November 3, 2005

Destiny's Child: #1's

Print More

Bootylicious. Many other phrases may come to mind when contemplating #1’s, the greatest hits compilation by Destiny’s Child, which also includes a few other new tunes to spice up the album. It’s a nice way to remember the group considering they will soon be going their separate ways.

#1’s contains 13 of the most popular and chart topping hits by the group. Favorites include “Independent Woman Part 1,” “Survivor,” “Say My Name,” “Bills, Bills, Bills,” “Bootylicious” and new classics like “Soldier” and “Cater 2 U.” Beyonce Knowles, Kelly Rowland and Michelle Williams, the three leading ladies of Destiny’s Child, also include three new songs on the album to keep fans coming back for more. One is an R&B track titled “Feel The Same Way I Do” while “Check On It” is an upbeat song featuring Knowles and Slim Thug. “Check On It” is from the soon to be released film The Pink Panther, in which Knowles will appear.

The last new song is an inspirational ballad, “Stand Up For Love (2005 World Children’s Day Anthem).” This year, Destiny’s Child is serving as global ambassadors to World Children’s Day on Nov. 20 in order to bring attention to children’s issues worldwide and help benefit the Ronald McDonald House Charities. Having made this their official cause, the ladies have already donated a certain amount of the profits from their recent “Destiny Fulfilled . . . and Lovin’ It” global tour to the charity. Knowles, Rowland and Williams also visited several Ronald McDonald Houses while on their tour.

Besides the new songs, the group has also added a special DVD feature to the album featuring music videos of their number one hit songs such as “Say My Name” as well as videos from their most recent album, Destiny Fulfilled. The DVD also has a trailer for an upcoming live concert DVD to be released by the group.

Destiny’s Child has long dominated the teenage pop and R&B music scene. Girls love the lyrics about treating ladies right and boys – and a lot of guys who aren’t quite boys anymore – love the classy and sexy looks of the trio. Basically, everyone had or wanted to have a Destiny’s Child poster on their wall sometime in the last ten years. I must say I fall into this category, and not to be totally nostalgic or anything, but surely we all remember some pretty thrilling middle school dances parties jammed full of “Say My Name” and “Independent Woman Part 1.”

Destiny’s Child exploded on the music scene in the late 1990s. The group’s first self-titled album got them started with favorites like “No, No, No, Part 2.” Their second album, The Writing’s on the Wall affirmed their power status in the pop and R&B genres.

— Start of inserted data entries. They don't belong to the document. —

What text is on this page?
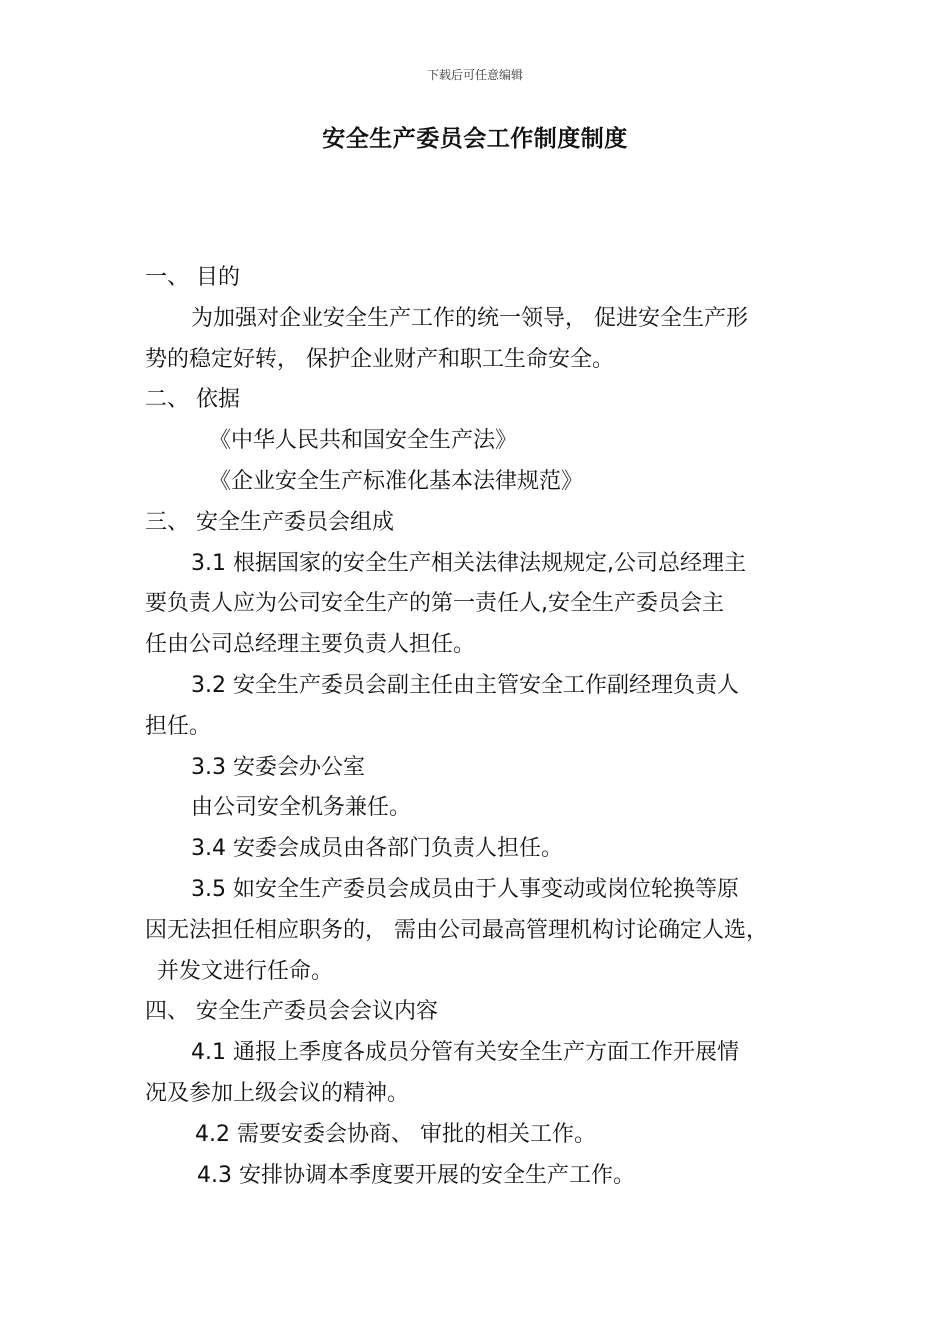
下载后可任意编辑
安全生产委员会工作制度制度
一、 目的
为加强对企业安全生产工作的统一领导， 促进安全生产形
势的稳定好转， 保护企业财产和职工生命安全。
二、 依据
《中华人民共和国安全生产法》
《企业安全生产标准化基本法律规范》
三、 安全生产委员会组成
3.1 根据国家的安全生产相关法律法规规定,公司总经理主
要负责人应为公司安全生产的第一责任人,安全生产委员会主
任由公司总经理主要负责人担任。
3.2 安全生产委员会副主任由主管安全工作副经理负责人
担任。
3.3 安委会办公室
由公司安全机务兼任。
3.4 安委会成员由各部门负责人担任。
3.5 如安全生产委员会成员由于人事变动或岗位轮换等原
因无法担任相应职务的， 需由公司最高管理机构讨论确定人选，
并发文进行任命。
四、 安全生产委员会会议内容
4.1 通报上季度各成员分管有关安全生产方面工作开展情
况及参加上级会议的精神。
4.2 需要安委会协商、 审批的相关工作。
4.3 安排协调本季度要开展的安全生产工作。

At this point, the group experienced some shifting of its members. In 2000, TaTavia Roberson and LeToya Luckett left Knowles and Rowland on their own, as well as with a lawsuit against the manager and group. Farrah Franklin and Williams replaced Robertson and Luckett, but Franklin also departed after a short time, leaving behind the three ladies who currently compose the group. Despite these changes, Destiny’s Child still had three number one hits in 2000, including “Independent Woman Part 1,” “Bills, Bills, Bills” and “Say My Name.”

Independently, Knowles has been most triumphant, having released an extremely successful solo album Dangerously in Love in 2003. She also pursued the field of acting in movies such as 2002’s Austin Powers: Goldmember. Williams and Rowland have also ventured out on their own. Williams released a solo gospel album titled Heart To Yours which soared to number one on the gospel charts. Meanwhile Rowland produced notable hits like “Dilemma” with rapper Nelly.

In keeping with the title of their most recent album Destiny Fulfilled, Destiny’s Child has recently announced they will be breaking up. They insist that the motivation behind the decision is to pursue separate interests as well as to leave while still on top rather than as faded idols. After going to their concert this past summer, I have to attest that this seems to be the truth. Knowles, Rowland and Williams seem to still genuinely enjoy each other’s company and what they do, often joking and teasing each other on stage. The three put on an impressive and exiting show. From the dancing, to the costumes, to the singing, it left fans feeling fulfilled. Understandably, the long years of touring and time in the spotlight has encouraged the girls to take sometime for themselves. Although I’m sad to see the group go, I’m sure before Knowles, Rowland and Williams can say “Independent Woman,” they’ll be back for a bootylicious reunion tour.